Hissing in frustration, I whirled as her vision came back to me, revealing her several steps to the right and I brought my sword down, diverting if not blocking the thrust meant for my midsection. I threw a clone in her way, thinking to give myself some space, but Elsif batted the illusion aside and swung at me with a haymaker that I only barely avoided, the wind of its passing brushing across my face like a mass of feathers.
Elsif let the swing play out, turning it into a complete spin, and her boots crunched on the snow as she lashed out with a straight kick at my waist. I wove to the left, neatly avoiding the blow, catching sight of another clone coming up behind me with fist raised as I did. I caught the offending wrist as it came down and used its momentum to shoulder throw the clone at its creator.
The norn, however, vanished in a burst of violet light, and I threw myself forward as she rematerialised behind me. A mercilessly strong hand caught me by the collar of my cloak, but before she could yank me to the ground I dropped my sword and slipped out of the heavy garment. She grunted in approval, tossing the thing aside as I dove for my weapon..
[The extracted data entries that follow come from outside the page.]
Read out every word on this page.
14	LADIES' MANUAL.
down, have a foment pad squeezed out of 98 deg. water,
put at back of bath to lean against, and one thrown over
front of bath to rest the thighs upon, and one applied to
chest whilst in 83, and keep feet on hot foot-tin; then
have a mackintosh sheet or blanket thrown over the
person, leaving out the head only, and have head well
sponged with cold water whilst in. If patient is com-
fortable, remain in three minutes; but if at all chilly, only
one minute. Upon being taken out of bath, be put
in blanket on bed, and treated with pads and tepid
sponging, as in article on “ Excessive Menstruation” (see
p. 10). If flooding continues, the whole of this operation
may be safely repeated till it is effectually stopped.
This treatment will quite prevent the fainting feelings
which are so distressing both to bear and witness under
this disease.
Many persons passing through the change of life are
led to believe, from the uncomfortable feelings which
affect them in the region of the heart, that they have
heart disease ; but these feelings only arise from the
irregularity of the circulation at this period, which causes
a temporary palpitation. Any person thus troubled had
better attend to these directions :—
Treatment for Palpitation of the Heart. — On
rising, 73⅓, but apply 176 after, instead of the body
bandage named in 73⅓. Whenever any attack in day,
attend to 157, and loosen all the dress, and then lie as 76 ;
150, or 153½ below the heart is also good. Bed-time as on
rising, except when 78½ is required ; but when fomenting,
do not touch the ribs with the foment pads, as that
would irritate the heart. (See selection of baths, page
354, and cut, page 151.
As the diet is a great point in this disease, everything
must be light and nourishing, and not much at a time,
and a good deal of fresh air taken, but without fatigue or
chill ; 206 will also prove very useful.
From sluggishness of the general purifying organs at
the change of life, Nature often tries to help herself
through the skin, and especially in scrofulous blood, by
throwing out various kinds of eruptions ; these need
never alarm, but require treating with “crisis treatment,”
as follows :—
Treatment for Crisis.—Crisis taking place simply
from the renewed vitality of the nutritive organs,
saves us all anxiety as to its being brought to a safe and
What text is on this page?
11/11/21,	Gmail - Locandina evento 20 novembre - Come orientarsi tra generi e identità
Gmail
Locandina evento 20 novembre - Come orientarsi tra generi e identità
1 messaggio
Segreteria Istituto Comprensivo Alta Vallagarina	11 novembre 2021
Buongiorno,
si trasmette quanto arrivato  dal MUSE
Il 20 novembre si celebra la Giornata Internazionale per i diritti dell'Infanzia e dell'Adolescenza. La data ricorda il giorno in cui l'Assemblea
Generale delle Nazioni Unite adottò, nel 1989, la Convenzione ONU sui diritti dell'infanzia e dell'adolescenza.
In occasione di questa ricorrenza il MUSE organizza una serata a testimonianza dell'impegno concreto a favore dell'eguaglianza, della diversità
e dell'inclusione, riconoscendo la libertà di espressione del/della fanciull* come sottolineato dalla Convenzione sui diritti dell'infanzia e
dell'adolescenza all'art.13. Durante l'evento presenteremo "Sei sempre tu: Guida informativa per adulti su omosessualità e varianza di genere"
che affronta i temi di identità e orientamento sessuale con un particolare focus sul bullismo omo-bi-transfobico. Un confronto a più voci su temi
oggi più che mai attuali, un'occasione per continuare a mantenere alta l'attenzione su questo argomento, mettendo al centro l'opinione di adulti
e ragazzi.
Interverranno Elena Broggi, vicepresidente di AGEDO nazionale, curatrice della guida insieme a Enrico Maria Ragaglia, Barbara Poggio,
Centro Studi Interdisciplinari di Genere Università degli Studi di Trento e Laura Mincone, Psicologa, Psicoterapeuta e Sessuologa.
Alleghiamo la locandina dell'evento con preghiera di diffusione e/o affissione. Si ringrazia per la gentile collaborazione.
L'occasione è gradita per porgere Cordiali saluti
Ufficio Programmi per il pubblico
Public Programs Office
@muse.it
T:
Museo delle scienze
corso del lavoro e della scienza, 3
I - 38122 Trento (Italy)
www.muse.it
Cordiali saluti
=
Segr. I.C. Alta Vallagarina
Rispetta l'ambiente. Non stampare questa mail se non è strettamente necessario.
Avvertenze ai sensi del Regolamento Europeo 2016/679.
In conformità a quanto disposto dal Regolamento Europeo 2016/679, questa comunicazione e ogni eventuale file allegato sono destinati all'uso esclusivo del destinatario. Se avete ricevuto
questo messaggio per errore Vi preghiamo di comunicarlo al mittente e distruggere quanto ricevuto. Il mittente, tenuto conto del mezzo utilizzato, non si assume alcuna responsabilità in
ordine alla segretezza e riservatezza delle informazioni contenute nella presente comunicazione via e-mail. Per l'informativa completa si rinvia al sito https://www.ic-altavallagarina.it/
I rolled to my feet, sword in hand, clones swirling into being around me, but Elsif was too fast. Through her larger, more solid clones and her own brute strength the norn battered my illusionary defences aside, and while I was able to avoid the kick to the back of my knee with a deft sidestep, I couldn’t evade the open palm that struck me in the solar plexus like a hammer.
I staggered back, swinging my sword in a wild arc in front of me to force her back while I recovered, trying to concentrate enough to conjure a path to victory, but Elsif was sheathing her sword.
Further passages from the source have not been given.